Electronic payment processing offers speed and convenience in many daily transactions, but that expediency often comes with a price. In a report issued July 25, 2024, the CFPB highlighted in a new report the consequences of that convenience with respect to school lunches and found that, among other things, fees charged for such transactions may disproportionately affect lower-income families.
Partly due to the COVID-19 pandemic, K-12 school districts have increasingly shifted to electronic payment processing for school-related expenses including meals, after-school programs, and educational materials. Following an analysis of the 300 largest public school districts in the United States, the CFPB found payment processed levied fees of 4.4% on average every time a family added money to a school lunch account, and that “payment processors have maintained payment platforms on which consumers may have paid fees that they would not have paid had the consumers understood that they were entitled to free options.” The CFPB also noted a stark contrast between families paying full price for meals and those eligible for reduced-priced meals. According to the CFPB report, the former group spent an average of 8 cents in fees per every dollar spent, and the latter paid 60 cents in fees per dollar spent – a discrepancy created by charging flat fees for each transaction which advantages families who can load more money into student accounts in one transaction rather than in smaller, more frequent (i.e., paycheck to paycheck) transactions.

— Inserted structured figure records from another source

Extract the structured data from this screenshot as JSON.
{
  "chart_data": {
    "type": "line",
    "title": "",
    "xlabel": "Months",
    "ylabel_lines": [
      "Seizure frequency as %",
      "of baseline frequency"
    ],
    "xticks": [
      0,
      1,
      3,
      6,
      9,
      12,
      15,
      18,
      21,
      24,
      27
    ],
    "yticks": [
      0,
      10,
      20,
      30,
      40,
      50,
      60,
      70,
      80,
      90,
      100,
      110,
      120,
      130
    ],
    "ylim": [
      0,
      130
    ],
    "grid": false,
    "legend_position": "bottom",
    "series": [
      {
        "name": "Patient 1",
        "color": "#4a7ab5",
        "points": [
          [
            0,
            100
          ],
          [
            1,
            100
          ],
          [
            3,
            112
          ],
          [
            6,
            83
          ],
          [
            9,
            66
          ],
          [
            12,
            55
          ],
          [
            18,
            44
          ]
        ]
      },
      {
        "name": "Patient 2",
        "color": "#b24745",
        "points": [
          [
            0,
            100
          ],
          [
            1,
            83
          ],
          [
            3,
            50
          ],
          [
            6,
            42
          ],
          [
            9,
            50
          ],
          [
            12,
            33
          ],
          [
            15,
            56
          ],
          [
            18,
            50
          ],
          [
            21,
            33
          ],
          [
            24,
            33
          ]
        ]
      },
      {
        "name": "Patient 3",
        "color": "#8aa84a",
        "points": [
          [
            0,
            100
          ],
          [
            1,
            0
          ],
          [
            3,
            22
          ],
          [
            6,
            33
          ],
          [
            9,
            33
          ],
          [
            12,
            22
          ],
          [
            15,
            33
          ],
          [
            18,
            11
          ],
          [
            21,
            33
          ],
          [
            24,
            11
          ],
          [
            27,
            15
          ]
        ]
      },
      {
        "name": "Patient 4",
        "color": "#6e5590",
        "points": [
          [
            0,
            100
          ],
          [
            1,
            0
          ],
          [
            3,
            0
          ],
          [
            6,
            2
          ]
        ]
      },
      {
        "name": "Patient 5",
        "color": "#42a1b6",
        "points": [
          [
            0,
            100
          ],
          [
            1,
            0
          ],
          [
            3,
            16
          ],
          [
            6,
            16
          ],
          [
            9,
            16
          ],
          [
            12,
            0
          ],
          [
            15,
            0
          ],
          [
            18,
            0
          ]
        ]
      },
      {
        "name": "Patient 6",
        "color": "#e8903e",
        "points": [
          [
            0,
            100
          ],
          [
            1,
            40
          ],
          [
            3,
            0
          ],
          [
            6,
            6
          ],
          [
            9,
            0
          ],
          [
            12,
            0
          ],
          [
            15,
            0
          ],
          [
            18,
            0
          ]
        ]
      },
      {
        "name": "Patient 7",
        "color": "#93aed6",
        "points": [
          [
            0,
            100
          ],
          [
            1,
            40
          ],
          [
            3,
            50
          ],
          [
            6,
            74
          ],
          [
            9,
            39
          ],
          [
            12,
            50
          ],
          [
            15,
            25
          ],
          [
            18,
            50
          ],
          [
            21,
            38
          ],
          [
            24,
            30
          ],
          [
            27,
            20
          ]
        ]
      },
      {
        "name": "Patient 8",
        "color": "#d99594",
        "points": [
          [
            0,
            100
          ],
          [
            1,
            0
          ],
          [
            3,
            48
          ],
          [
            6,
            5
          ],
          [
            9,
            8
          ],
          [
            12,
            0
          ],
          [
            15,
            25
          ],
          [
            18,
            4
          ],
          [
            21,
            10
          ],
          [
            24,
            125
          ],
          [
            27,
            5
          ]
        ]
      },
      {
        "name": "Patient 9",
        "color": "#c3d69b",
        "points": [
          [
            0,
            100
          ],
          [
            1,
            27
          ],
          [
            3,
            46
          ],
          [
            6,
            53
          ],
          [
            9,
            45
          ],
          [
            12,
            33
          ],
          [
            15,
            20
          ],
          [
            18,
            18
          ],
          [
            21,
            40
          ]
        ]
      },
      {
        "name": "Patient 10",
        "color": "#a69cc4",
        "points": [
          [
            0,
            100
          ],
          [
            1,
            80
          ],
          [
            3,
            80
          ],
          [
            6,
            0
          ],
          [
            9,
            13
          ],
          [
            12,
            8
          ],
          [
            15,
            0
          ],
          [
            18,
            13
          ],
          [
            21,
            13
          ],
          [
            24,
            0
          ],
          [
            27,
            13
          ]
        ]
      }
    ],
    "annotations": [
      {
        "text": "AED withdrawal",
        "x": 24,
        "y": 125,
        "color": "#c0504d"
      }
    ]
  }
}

According to the CFPB report, a lack of competition helped drive the disproportionate fees, as only three out of the more than 20 companies offering payment processing services to schools served 67 percent of the students in the report’s sample, with families having no choice as to which processor to use. Perhaps due to this concentration, the CFPB found that “even the lowest transaction fees assessed by payment processors in school districts observed . . . are significantly higher than the payment processors’ costs of processing electronic transactions.” Unfortunately, the Bureau determined that while school districts may negotiate fees when contracting with payment platforms, the platforms appear to have broad control over fees charged and few districts have been successful in lowering fees for families.
In addition to transaction fees, the CFPB also found that the use of electronic payment processing imposed costs such as new account fees, convenience fees for transferring money between student accounts within the same family, and maximum deposit limits that necessitate multiple transactions and thus, additional fees. Likewise, where families have difficulty canceling or forget to turn off automatic payment or year-end roll-over options, they are “instructed to go directly to their child’s school for refunds, so any extra funds paid into a student’s school lunch account create additional administrative tasks for school district staff and may further delay when a refund is ultimately received,” and “in some school districts, the refund process can be complicated, requiring additional paperwork for families, and may take weeks for the money to be returned.”
This latest report continues a trend of the CFPB finding electronic payment options imposing disproportionate burdens on specific population groups – last year, the CFPB reported, among other things, that consumers with lower credit scores pay up to four times more in credit card late fees and interest payments than those with higher credit scores, and that servicemembers are significantly more likely to experience fraudulent activity on online payment apps due to scams related to their military benefits.